Identités possibles : sur les notifications

On pour­rait sans doute par­ler de “présence numérique” ou “d’i­den­tité numérique” ; d’autres l’ont fait beau­coup mieux que moi. En choi­sis­sant plutôt “iden­tités pos­si­bles”, j’aimerais attir­er l’at­ten­tion sur un phénomène curieux, qui ne nous étonne sans doute plus main­tenant : com­ment le monde nous arrive de loin et com­ment on se tra­verse mutuelle­ment, pro­vi­soire­ment.
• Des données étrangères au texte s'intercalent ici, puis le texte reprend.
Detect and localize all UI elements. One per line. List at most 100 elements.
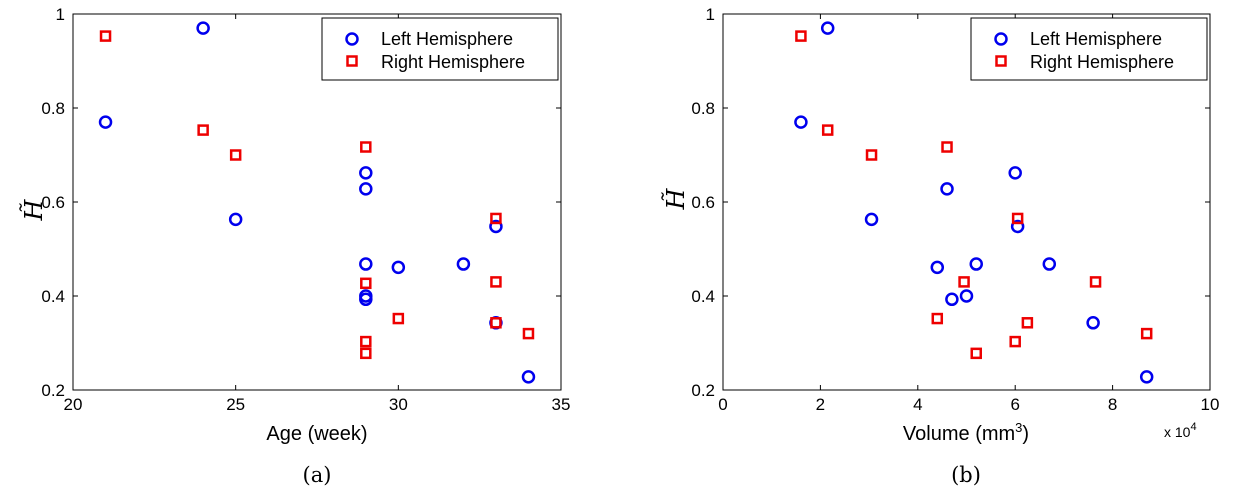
right-hemisphere-point (821, 124, 834, 136)
right-hemisphere-point (490, 276, 502, 288)
left-hemisphere-point (794, 115, 808, 129)
panel-a-y-ticks: 0.2 0.4 0.6 0.8 1 (41, 5, 561, 400)
panel-b-x-multiplier-base: x 10 (1164, 424, 1191, 440)
left-hemisphere-point (359, 166, 373, 180)
left-hemisphere-point (1008, 166, 1022, 180)
panel-b-caption: (b) (951, 463, 981, 487)
y-tick-label: 0.8 (691, 99, 715, 118)
left-hemisphere-point (98, 115, 113, 129)
panel-b-legend-left-label: Left Hemisphere (1030, 29, 1162, 49)
right-hemisphere-point (1140, 327, 1153, 340)
left-hemisphere-point (940, 182, 954, 196)
panel-a-legend-box (321, 17, 559, 81)
y-tick-label: 0.6 (41, 193, 65, 212)
panel-a-legend: Left Hemisphere Right Hemisphere (321, 17, 559, 81)
right-hemisphere-point (490, 212, 502, 225)
left-hemisphere-point (391, 260, 406, 275)
right-hemisphere-point (229, 149, 242, 161)
x-tick-label: 25 (226, 395, 245, 414)
panel-a-x-label: Age (week) (266, 423, 367, 445)
x-tick-label: 30 (389, 395, 408, 414)
x-tick-label: 8 (1108, 395, 1117, 414)
x-tick-label: 2 (816, 395, 825, 414)
panel-a-legend-right-label: Right Hemisphere (381, 52, 525, 72)
panel-b-x-ticks: 0 2 4 6 8 10 (718, 14, 1219, 414)
panel-a: 0.2 0.4 0.6 0.8 1 20 25 30 35 H̃ Age (week) (a)… (20, 5, 571, 487)
left-hemisphere-point (228, 212, 243, 227)
x-tick-label: 6 (1010, 395, 1019, 414)
y-tick-label: 0.2 (41, 381, 65, 400)
panel-b-legend: Left Hemisphere Right Hemisphere (970, 17, 1208, 81)
left-hemisphere-point (521, 370, 536, 384)
x-tick-label: 20 (64, 395, 83, 414)
right-hemisphere-point (931, 312, 944, 325)
x-tick-label: 4 (913, 395, 922, 414)
y-tick-label: 0.2 (691, 381, 715, 400)
x-tick-label: 35 (552, 395, 571, 414)
right-hemisphere-point (1089, 276, 1102, 288)
left-hemisphere-point (959, 289, 974, 303)
y-tick-label: 0.4 (41, 287, 65, 306)
right-hemisphere-point (865, 149, 878, 161)
left-hemisphere-point (1086, 316, 1100, 330)
right-hemisphere-point (490, 317, 502, 329)
right-hemisphere-point (360, 347, 372, 360)
panel-a-caption: (a) (303, 463, 332, 487)
panel-b-legend-square-marker (995, 55, 1007, 67)
left-hemisphere-point (1042, 257, 1057, 271)
panel-b-x-multiplier-exp: 4 (1190, 421, 1196, 433)
right-hemisphere-point (360, 141, 372, 153)
left-hemisphere-point (359, 257, 373, 271)
panel-b-x-label-main: Volume (mm (903, 423, 1015, 445)
right-hemisphere-point (941, 141, 953, 153)
panel-b-y-label: H̃ (662, 187, 690, 210)
y-tick-label: 0.8 (41, 99, 65, 118)
right-hemisphere-point (1011, 212, 1024, 225)
panel-a-legend-square-marker (346, 55, 358, 67)
right-hemisphere-point (197, 124, 209, 136)
right-hemisphere-point (392, 312, 405, 325)
right-hemisphere-point (970, 347, 982, 360)
panel-b-x-label-close: ) (1022, 423, 1029, 445)
right-hemisphere-point (360, 335, 372, 348)
right-hemisphere-point (1009, 335, 1021, 348)
left-hemisphere-point (359, 292, 373, 307)
x-tick-label: 10 (1201, 395, 1220, 414)
right-hemisphere-point (522, 327, 535, 340)
panel-b-x-multiplier: x 104 (1164, 421, 1197, 440)
panel-b-legend-box (970, 17, 1208, 81)
x-tick-label: 0 (718, 395, 727, 414)
panel-a-legend-left-label: Left Hemisphere (381, 29, 513, 49)
left-hemisphere-point (930, 260, 945, 275)
y-tick-label: 0.4 (691, 287, 715, 306)
y-tick-label: 1 (56, 5, 65, 24)
right-hemisphere-point (360, 277, 372, 290)
panel-b-y-ticks: 0.2 0.4 0.6 0.8 1 (691, 5, 1210, 400)
y-tick-label: 1 (706, 5, 715, 24)
left-hemisphere-point (359, 182, 373, 196)
panel-b-points (794, 21, 1154, 384)
panel-b-x-label-sup: 3 (1015, 420, 1022, 435)
left-hemisphere-point (820, 21, 835, 35)
right-hemisphere-point (795, 30, 807, 42)
right-hemisphere-point (1021, 317, 1034, 329)
left-hemisphere-point (456, 257, 471, 271)
left-hemisphere-point (489, 219, 503, 234)
left-hemisphere-point (945, 292, 959, 307)
panel-a-legend-circle-marker (345, 32, 359, 46)
left-hemisphere-point (1010, 219, 1025, 234)
panel-b-legend-right-label: Right Hemisphere (1030, 52, 1174, 72)
left-hemisphere-point (196, 21, 210, 35)
y-tick-label: 0.6 (691, 193, 715, 212)
right-hemisphere-point (958, 276, 970, 288)
panel-a-x-ticks: 20 25 30 35 (64, 14, 571, 414)
panel-a-y-label: H̃ (20, 198, 48, 221)
left-hemisphere-point (1139, 370, 1154, 384)
right-hemisphere-point (99, 30, 112, 42)
panel-b-x-label: Volume (mm3) (903, 420, 1029, 445)
left-hemisphere-point (864, 212, 879, 227)
panel-b-legend-circle-marker (994, 32, 1008, 46)
panel-a-points (98, 21, 536, 384)
panel-b: 0.2 0.4 0.6 0.8 1 0 2 4 6 8 10 H̃ Volume (mm3) x … (662, 5, 1220, 487)
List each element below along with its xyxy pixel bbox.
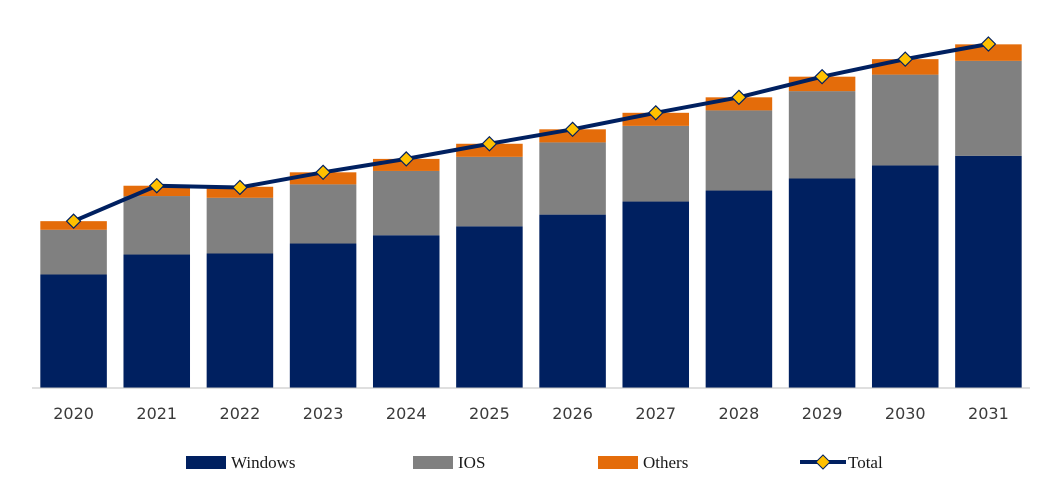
- total-line: [72, 42, 989, 224]
- total-marker-2020: [65, 213, 82, 230]
- legend-marker-total: [815, 454, 831, 470]
- total-marker-2031: [980, 36, 997, 52]
- bar-windows-2031: [955, 155, 1022, 388]
- legend-label-windows: Windows: [231, 453, 295, 472]
- total-markers: [65, 36, 997, 230]
- bar-ios-2026: [539, 142, 606, 215]
- x-tick-label-2024: 2024: [386, 404, 427, 423]
- x-tick-label-2022: 2022: [220, 404, 261, 423]
- x-tick-labels: 2020 2021 2022 2023 2024 2025 2026 2027 2028 2029…: [53, 404, 1009, 423]
- total-marker-2024: [398, 151, 415, 167]
- total-marker-2021: [148, 177, 165, 194]
- bar-ios-2029: [788, 91, 856, 179]
- total-marker-2023: [315, 164, 331, 181]
- legend-label-others: Others: [643, 453, 688, 472]
- bar-windows-2022: [206, 253, 274, 388]
- x-tick-label-2027: 2027: [635, 404, 676, 423]
- bar-ios-2021: [123, 196, 191, 255]
- bar-windows-2029: [788, 178, 856, 388]
- total-marker-2028: [731, 89, 747, 106]
- total-marker-2025: [481, 135, 498, 152]
- bar-windows-2023: [289, 243, 357, 388]
- bar-ios-2030: [871, 74, 939, 166]
- bar-ios-2031: [955, 60, 1022, 156]
- x-tick-label-2029: 2029: [802, 404, 843, 423]
- legend-label-ios: IOS: [458, 453, 485, 472]
- bar-ios-2022: [206, 197, 274, 254]
- legend: Windows IOS Others Total: [186, 453, 883, 472]
- total-marker-2026: [564, 121, 581, 138]
- total-marker-2030: [897, 51, 914, 67]
- bar-layer: [40, 44, 1022, 388]
- bar-windows-2020: [40, 274, 107, 388]
- bar-ios-2020: [40, 229, 107, 275]
- x-tick-label-2023: 2023: [303, 404, 344, 423]
- bar-windows-2021: [123, 254, 191, 388]
- bar-ios-2028: [705, 110, 773, 191]
- legend-swatch-others: [598, 456, 638, 469]
- x-tick-label-2026: 2026: [552, 404, 593, 423]
- bar-windows-2026: [539, 214, 606, 388]
- legend-label-total: Total: [848, 453, 883, 472]
- x-tick-label-2020: 2020: [53, 404, 94, 423]
- x-tick-label-2021: 2021: [136, 404, 177, 423]
- bar-ios-2025: [456, 156, 523, 227]
- bar-windows-2030: [871, 165, 939, 388]
- bar-ios-2023: [289, 184, 357, 244]
- legend-swatch-windows: [186, 456, 226, 469]
- bar-ios-2027: [622, 125, 690, 202]
- total-marker-2027: [647, 104, 664, 121]
- bar-windows-2027: [622, 201, 690, 388]
- x-tick-label-2025: 2025: [469, 404, 510, 423]
- bar-windows-2025: [456, 226, 523, 388]
- x-tick-label-2030: 2030: [885, 404, 926, 423]
- x-tick-label-2028: 2028: [719, 404, 760, 423]
- total-marker-2029: [814, 68, 830, 85]
- bar-windows-2028: [705, 190, 773, 388]
- bar-ios-2024: [372, 170, 440, 236]
- legend-swatch-ios: [413, 456, 453, 469]
- x-tick-label-2031: 2031: [968, 404, 1009, 423]
- total-marker-2022: [232, 179, 248, 196]
- bar-windows-2024: [372, 235, 440, 388]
Une noti­fi­ca­tion inhab­ituelle (“like” d’un nou­veau venu, “telle per­son­ne vous a ajouté à la liste X” sur twit­ter, un vieux com­men­taire “liké”) met en sit­u­a­tion d’enquête, au sens prag­ma­tiste : qui ? pourquoi ? que perçoit-on de moi ? On (mais qui est “on” ?) fait ici l’ex­péri­ence d’une recherche des cadres d’in­ter­pré­ta­tion : quels sont les élé­ments con­textuels suff­isants pour me per­me­t­tre de com­pren­dre pourquoi j’ai reçu cette noti­fi­ca­tion ?

C’est aus­si une expéri­ence des pos­si­bles (“occa­sion de faire sens”) : moment sus­pendu, très curieux, où je vois lit­térale­ment, matérielle­ment sus­pendues, des lignes iden­ti­taires par­al­lèles, super­posées, celles qu’on me pro­pose implicite­ment, que je n’ai pas voulu suiv­re, que je peux repren­dre, qu’on me tend avec légèreté, naïveté ou incon­séquence, comme s’il ne s’agis­sait que d’un éti­que­tage : des mon­des pos­si­bles aux­quels je peux répon­dre ou que je peux suiv­re un moment, avant de les aban­don­ner, à moins d’être encour­agé un moment, suff­isam­ment pour en explor­er l’hori­zon, pour regarder dehors, revenir, rebrouss­er chemin, repar­tir ; mais ce ne sont pas nos pieds qui déci­dent : l’i­den­tité est un raboutage autonome et con­tinu de textes et de pos­si­bles.